As the Pew Research Center notes, low-income households often rely on smartphones for Internet access, as they cannot afford to also pay for a wired Internet connection in the home. About 13 percent of households making less than $30,000 per year are smartphone-dependent, compared to 1 percent of homes bringing in more than $75,000 per year, according to 2015 stats.
Without being able to rely on Wi-Fi in the home, however, it's easy for people to blaze through monthly data allotments, so 3GB of free high-speed LTE data per month would likely be welcome in many low-income households.
Sprint is teaming up with nonprofits EveryoneOn and My Brother's Keeper Alliance to recruit schools, libraries, public housing authorities, charities to participate.
"The 1Million Project will not only unlock latent talent and potential in 1 million young people, but will also serve as a model of innovative private sector support for the next generation—our nation's future leaders, employees, and consumers," said Blair Taylor, CEO of My Brother's Keeper Alliance.
The Alliance is a public-private partnership in which President Obama has been deeply involved.
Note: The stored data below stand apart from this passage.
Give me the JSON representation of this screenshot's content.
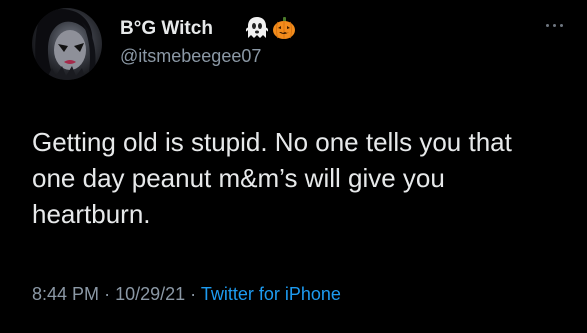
{
  "tweet": {
    "display_name": "B°G Witch",
    "name_emojis": [
      "ghost-emoji",
      "jack-o-lantern-emoji"
    ],
    "handle": "@itsmebeegee07",
    "text": "Getting old is stupid. No one tells you that one day peanut m&m’s will give you heartburn.",
    "time": "8:44 PM",
    "separator": "·",
    "date": "10/29/21",
    "source": "Twitter for iPhone"
  },
  "colors": {
    "background": "#000000",
    "text": "#e7e9ea",
    "secondary": "#8b98a5",
    "link": "#1d9bf0"
  },
  "icons": {
    "more": "more-options-icon"
  }
}
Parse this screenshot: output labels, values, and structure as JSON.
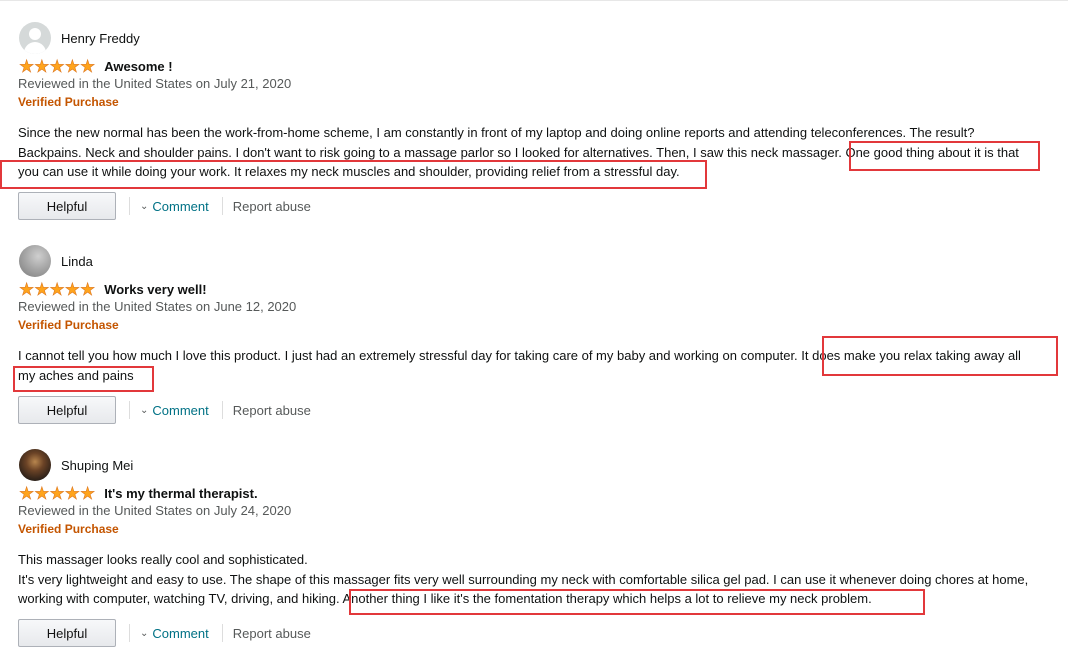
{
  "reviews": [
    {
      "name": "Henry Freddy",
      "avatar_icon": "default-profile-icon",
      "stars": "★★★★★",
      "title": "Awesome !",
      "date": "Reviewed in the United States on July 21, 2020",
      "verified": "Verified Purchase",
      "lines": [
        "Since the new normal has been the work-from-home scheme, I am constantly in front of my laptop and doing online reports and attending teleconferences. The result?",
        "Backpains. Neck and shoulder pains. I don't want to risk going to a massage parlor so I looked for alternatives. Then, I saw this neck massager. One good thing about it is that",
        "you can use it while doing your work. It relaxes my neck muscles and shoulder, providing relief from a stressful day."
      ],
      "helpful": "Helpful",
      "comment": "Comment",
      "report": "Report abuse"
    },
    {
      "name": "Linda",
      "avatar_icon": "profile-photo",
      "stars": "★★★★★",
      "title": "Works very well!",
      "date": "Reviewed in the United States on June 12, 2020",
      "verified": "Verified Purchase",
      "lines": [
        "I cannot tell you how much I love this product. I just had an extremely stressful day for taking care of my baby and working on computer. It does make you relax taking away all",
        "my aches and pains"
      ],
      "helpful": "Helpful",
      "comment": "Comment",
      "report": "Report abuse"
    },
    {
      "name": "Shuping Mei",
      "avatar_icon": "profile-photo",
      "stars": "★★★★★",
      "title": "It's my thermal therapist.",
      "date": "Reviewed in the United States on July 24, 2020",
      "verified": "Verified Purchase",
      "lines": [
        "This massager looks really cool and sophisticated.",
        "It's very lightweight and easy to use. The shape of this massager fits very well surrounding my neck with comfortable silica gel pad. I can use it whenever doing chores at home,",
        "working with computer, watching TV, driving, and hiking. Another thing I like it's the fomentation therapy which helps a lot to relieve my neck problem."
      ],
      "helpful": "Helpful",
      "comment": "Comment",
      "report": "Report abuse"
    }
  ],
  "colors": {
    "star": "#ffa41c",
    "verified": "#c45500",
    "link": "#007185",
    "highlight": "#e2383b"
  }
}
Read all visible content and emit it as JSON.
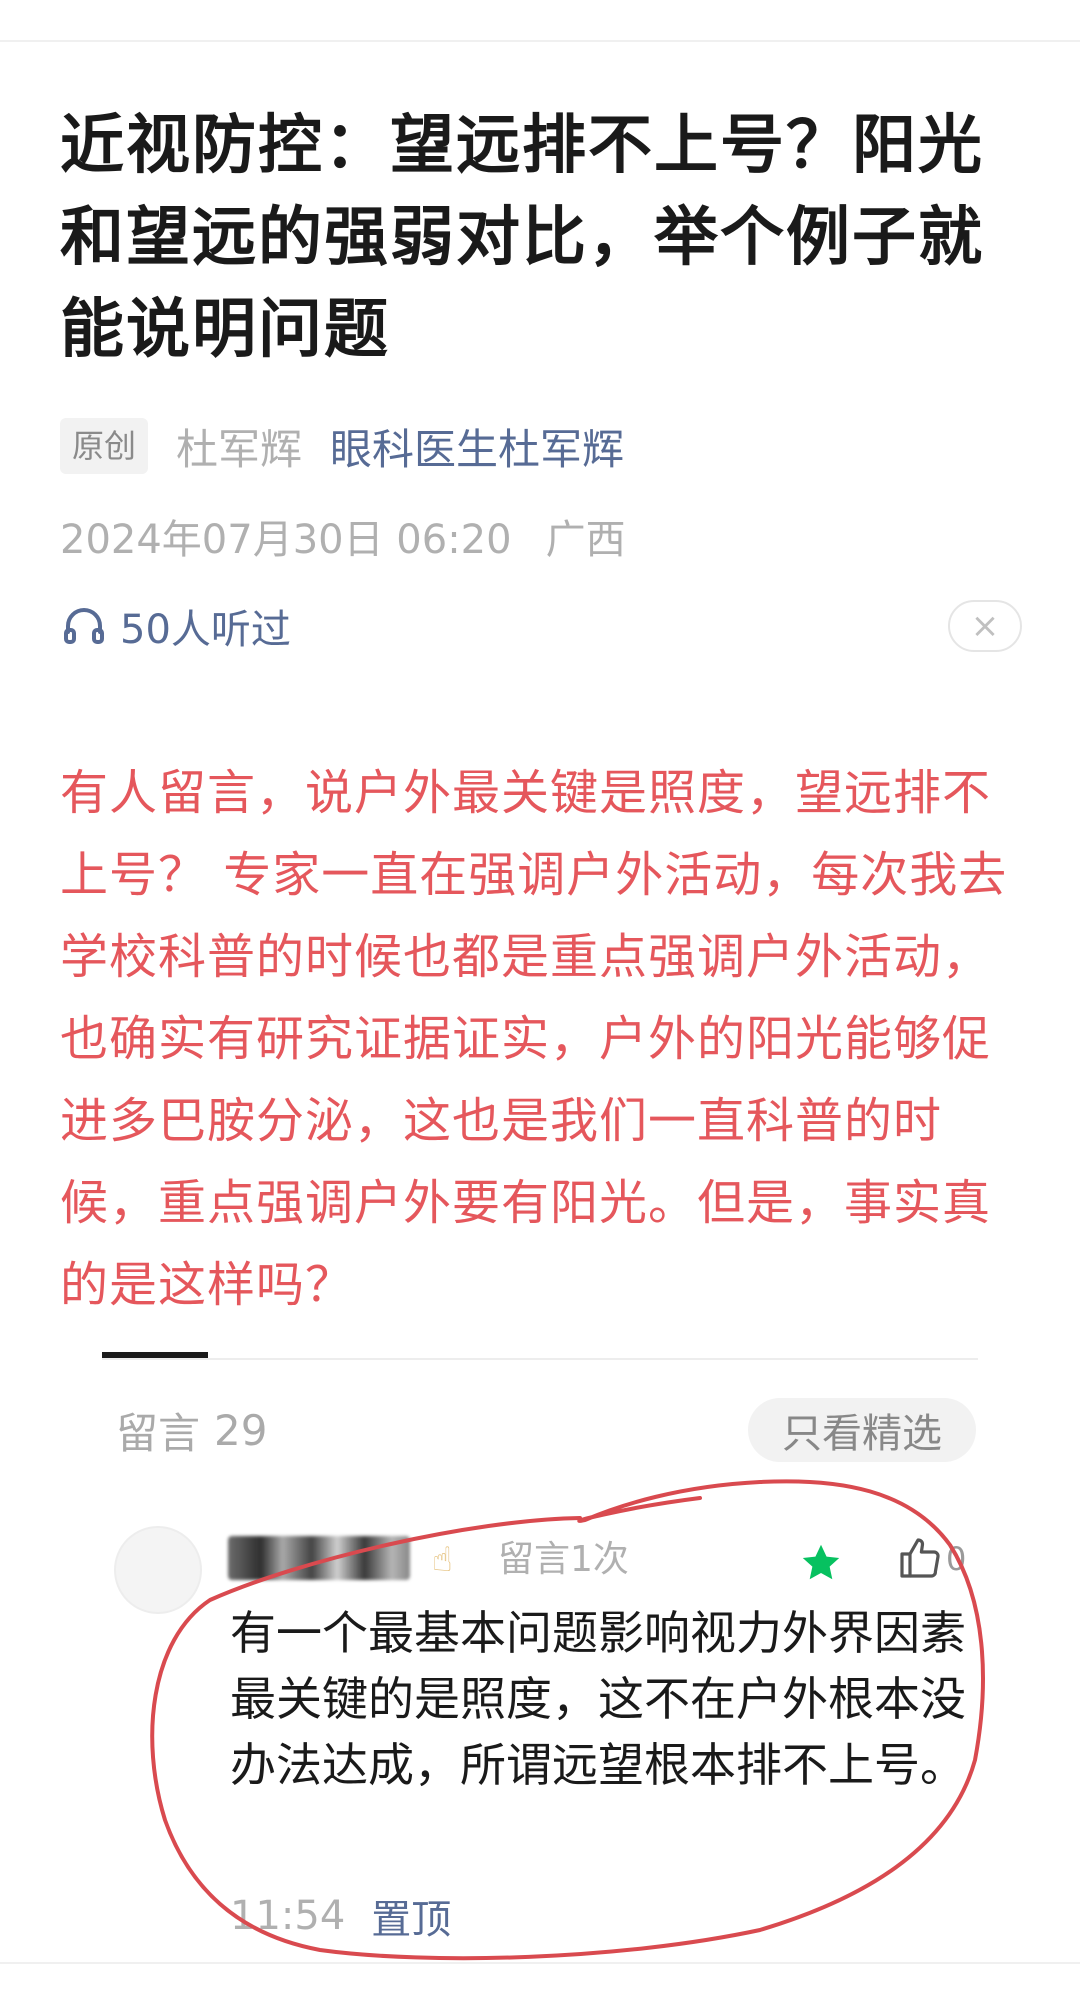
{
  "article": {
    "title": "近视防控：望远排不上号？阳光和望远的强弱对比，举个例子就能说明问题",
    "badge": "原创",
    "author": "杜军辉",
    "account": "眼科医生杜军辉",
    "date": "2024年07月30日 06:20",
    "location": "广西",
    "listen_count": "50人听过",
    "close_symbol": "×",
    "body": "有人留言，说户外最关键是照度，望远排不上号？ 专家一直在强调户外活动，每次我去学校科普的时候也都是重点强调户外活动，也确实有研究证据证实，户外的阳光能够促进多巴胺分泌，这也是我们一直科普的时候，重点强调户外要有阳光。但是，事实真的是这样吗？"
  },
  "comments": {
    "label": "留言",
    "count": "29",
    "filter_label": "只看精选",
    "items": [
      {
        "comment_count_label": "留言1次",
        "likes": "0",
        "text": "有一个最基本问题影响视力外界因素最关键的是照度，这不在户外根本没办法达成，所谓远望根本排不上号。",
        "time": "11:54",
        "action": "置顶"
      }
    ]
  },
  "colors": {
    "accent_link": "#576b95",
    "body_red": "#e5575c",
    "star_green": "#07c160",
    "annotation_red": "#d94a4f"
  },
  "icons": {
    "headphones": "headphones-icon",
    "close": "close-icon",
    "star": "star-icon",
    "like": "thumbs-up-icon"
  }
}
In 2014, he signed a Presidential Memorandum that established the My Brother's Keeper Task Force, which examines persistent opportunity gaps faced by boys and young men of color.
Earlier this year, Obama said he wants to connect 20 million more Americans to broadband by 2020. To start, the administration gave its support to the Federal Communication Commission's plan to update a Reagan-era telecom subsidy to include broadband. Introduced in 1985, the Lifeline program provides a discount on phone service for qualifying low-income consumers. In April, the agency updated it to include Internet service, too.